Poin utama dampak kebijakan kripto China:
- Volatilitas Pasar: Penjualan aset disita memicu fluktuasi harga BTC dan ETH, merugikan trader ritel.
- Sentimen Komunitas: Komunitas kripto global terpecah antara kecaman atas hipokrasi dan optimisme untuk peluang trading.
- Risiko Sistemik: Tanpa otoritas pusat, penyalahgunaan dana disita dapat merusak kepercayaan pada ekosistem kripto.
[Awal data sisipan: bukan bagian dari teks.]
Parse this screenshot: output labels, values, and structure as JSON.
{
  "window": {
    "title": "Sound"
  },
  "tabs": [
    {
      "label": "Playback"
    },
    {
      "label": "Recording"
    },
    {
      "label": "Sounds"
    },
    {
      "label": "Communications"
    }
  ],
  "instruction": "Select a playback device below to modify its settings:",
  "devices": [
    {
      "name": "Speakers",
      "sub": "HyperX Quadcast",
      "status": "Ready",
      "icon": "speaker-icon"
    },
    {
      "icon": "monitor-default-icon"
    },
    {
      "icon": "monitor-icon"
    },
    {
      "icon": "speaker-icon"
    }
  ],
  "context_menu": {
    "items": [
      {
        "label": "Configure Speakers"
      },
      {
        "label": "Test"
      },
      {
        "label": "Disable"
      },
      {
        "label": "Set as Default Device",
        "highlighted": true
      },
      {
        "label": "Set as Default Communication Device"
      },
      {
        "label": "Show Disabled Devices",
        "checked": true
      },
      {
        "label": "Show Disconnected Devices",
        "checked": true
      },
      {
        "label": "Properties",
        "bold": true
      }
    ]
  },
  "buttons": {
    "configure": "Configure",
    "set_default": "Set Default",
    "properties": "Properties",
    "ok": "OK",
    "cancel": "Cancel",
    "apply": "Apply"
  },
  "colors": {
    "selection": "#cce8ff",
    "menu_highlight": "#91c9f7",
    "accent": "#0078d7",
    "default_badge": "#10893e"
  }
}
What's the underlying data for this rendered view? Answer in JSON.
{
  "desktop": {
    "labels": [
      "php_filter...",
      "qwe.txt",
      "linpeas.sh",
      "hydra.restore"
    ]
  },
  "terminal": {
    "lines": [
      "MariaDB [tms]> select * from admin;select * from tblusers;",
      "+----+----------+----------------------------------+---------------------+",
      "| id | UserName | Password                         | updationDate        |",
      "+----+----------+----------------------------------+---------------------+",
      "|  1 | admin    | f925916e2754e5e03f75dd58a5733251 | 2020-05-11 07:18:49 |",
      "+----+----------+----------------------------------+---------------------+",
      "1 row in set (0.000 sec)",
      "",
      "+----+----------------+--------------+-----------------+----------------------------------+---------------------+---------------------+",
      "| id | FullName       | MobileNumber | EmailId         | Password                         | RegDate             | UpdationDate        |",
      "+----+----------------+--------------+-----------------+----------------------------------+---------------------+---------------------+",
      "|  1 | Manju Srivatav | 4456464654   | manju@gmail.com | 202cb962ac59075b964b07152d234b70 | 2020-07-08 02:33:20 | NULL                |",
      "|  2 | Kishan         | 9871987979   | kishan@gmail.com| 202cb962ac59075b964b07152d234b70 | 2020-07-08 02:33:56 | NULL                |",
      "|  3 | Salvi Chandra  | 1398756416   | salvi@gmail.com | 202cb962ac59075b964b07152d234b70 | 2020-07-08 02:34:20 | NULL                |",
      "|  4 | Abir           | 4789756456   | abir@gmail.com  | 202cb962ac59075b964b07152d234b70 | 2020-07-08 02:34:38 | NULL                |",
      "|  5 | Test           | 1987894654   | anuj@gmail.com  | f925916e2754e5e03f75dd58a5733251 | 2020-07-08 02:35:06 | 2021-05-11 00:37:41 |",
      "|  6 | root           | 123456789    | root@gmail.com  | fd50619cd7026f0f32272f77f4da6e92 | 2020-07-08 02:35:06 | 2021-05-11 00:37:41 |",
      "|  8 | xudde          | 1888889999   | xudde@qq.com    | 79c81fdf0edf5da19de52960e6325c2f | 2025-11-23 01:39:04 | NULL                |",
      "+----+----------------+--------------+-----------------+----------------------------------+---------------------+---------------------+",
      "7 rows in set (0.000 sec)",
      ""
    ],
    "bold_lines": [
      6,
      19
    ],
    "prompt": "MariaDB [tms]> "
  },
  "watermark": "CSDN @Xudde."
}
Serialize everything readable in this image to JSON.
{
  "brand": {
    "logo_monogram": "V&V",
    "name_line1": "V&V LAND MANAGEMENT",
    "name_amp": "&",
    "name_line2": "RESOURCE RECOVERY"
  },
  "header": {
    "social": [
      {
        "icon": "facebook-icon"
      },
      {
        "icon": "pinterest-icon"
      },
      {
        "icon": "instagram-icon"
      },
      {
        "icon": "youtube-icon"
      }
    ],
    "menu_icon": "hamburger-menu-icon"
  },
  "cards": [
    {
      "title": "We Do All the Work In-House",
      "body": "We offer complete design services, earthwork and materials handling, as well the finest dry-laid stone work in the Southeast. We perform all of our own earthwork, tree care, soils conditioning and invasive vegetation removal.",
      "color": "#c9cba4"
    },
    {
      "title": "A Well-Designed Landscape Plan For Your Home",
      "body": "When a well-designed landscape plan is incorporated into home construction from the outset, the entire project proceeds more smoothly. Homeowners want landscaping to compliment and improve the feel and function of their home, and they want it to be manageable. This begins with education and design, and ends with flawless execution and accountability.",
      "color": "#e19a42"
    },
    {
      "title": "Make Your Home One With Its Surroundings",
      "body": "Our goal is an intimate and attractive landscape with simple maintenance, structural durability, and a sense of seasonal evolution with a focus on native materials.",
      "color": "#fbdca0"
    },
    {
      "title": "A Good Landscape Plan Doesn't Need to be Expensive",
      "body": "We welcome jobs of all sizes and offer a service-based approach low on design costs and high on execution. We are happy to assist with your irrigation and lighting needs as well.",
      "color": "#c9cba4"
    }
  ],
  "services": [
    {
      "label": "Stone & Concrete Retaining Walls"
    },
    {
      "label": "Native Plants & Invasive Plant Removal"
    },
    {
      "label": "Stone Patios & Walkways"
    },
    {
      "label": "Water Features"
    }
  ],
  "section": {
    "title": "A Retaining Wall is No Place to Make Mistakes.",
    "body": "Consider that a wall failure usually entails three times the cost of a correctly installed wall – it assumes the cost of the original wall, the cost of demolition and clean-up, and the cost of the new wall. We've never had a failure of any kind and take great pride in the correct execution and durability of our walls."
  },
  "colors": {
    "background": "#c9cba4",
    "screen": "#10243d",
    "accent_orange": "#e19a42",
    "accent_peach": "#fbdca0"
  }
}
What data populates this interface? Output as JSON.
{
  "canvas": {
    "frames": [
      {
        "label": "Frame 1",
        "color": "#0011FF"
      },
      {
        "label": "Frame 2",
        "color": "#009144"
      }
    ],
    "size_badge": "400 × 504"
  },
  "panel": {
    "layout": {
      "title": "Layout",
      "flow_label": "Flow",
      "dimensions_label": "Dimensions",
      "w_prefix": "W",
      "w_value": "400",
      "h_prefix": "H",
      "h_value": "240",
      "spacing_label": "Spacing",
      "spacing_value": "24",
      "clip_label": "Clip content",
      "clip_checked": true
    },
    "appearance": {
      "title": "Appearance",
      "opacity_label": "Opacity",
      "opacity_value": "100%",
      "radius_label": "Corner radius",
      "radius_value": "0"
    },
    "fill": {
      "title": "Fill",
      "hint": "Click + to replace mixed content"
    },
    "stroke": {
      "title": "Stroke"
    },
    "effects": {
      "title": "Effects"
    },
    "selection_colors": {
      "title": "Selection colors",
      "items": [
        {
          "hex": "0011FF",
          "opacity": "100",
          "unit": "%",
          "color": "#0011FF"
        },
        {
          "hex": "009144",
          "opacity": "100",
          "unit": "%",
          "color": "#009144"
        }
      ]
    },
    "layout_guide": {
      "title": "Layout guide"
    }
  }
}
- Efek Domino: Kebijakan China bisa mendorong regulasi ketat di negara lain, menghambat adopsi kripto.
Tren Terkini dan Masa Depan
Data Chainalysis menunjukkan alamat wallet terkait entitas China masih aktif di bursa global, dengan transaksi harian rata-rata $10 juta pada 2024. Ini menandakan kebijakan kripto China tidak sepenuhnya mematikan aktivitas kripto, melainkan mendorongnya ke saluran bawah tanah. Sementara itu, stablecoin seperti USDT tetap populer di China untuk transaksi lintas batas, dengan volume perdagangan USDT/yuan mencapai $90 miliar pada 2023 (Elliptic).
Ke depan, tekanan ekonomi dapat memaksa China melunakkan kebijakan kripto. Beberapa spekulasi di X menyebutkan kemungkinan eksperimen terbatas dengan CBDC (yuan digital) yang terintegrasi dengan blockchain publik, meski PBOC belum mengonfirmasi. Yang jelas, paradoks kebijakan kripto—melarang di dalam negeri sambil mengambil untung di luar—akan terus menjadi bahan perdebatan.
Kesimpulan
Kebijakan kripto China mencerminkan kontradiksi antara ideologi kontrol dan realitas ekonomi. Dengan miliaran aset kripto disita, pemerintah daerah mencari keuntungan di pasar global, meski bertentangan dengan larangan domestik.
Dampaknya terasa luas: volatilitas harga, sentimen komunitas yang terpolarisasi, dan risiko sistemik tanpa regulasi yang jelas. Komunitas kripto global, sebagaimana tercermin di X, menyoroti hipokrasi ini sambil mencari peluang di tengah kekacauan. Untuk menjaga stabilitas, China perlu otoritas pusat yang transparan—langkah yang bisa mengubah arah kebijakan kripto China dan ekosistem kripto global.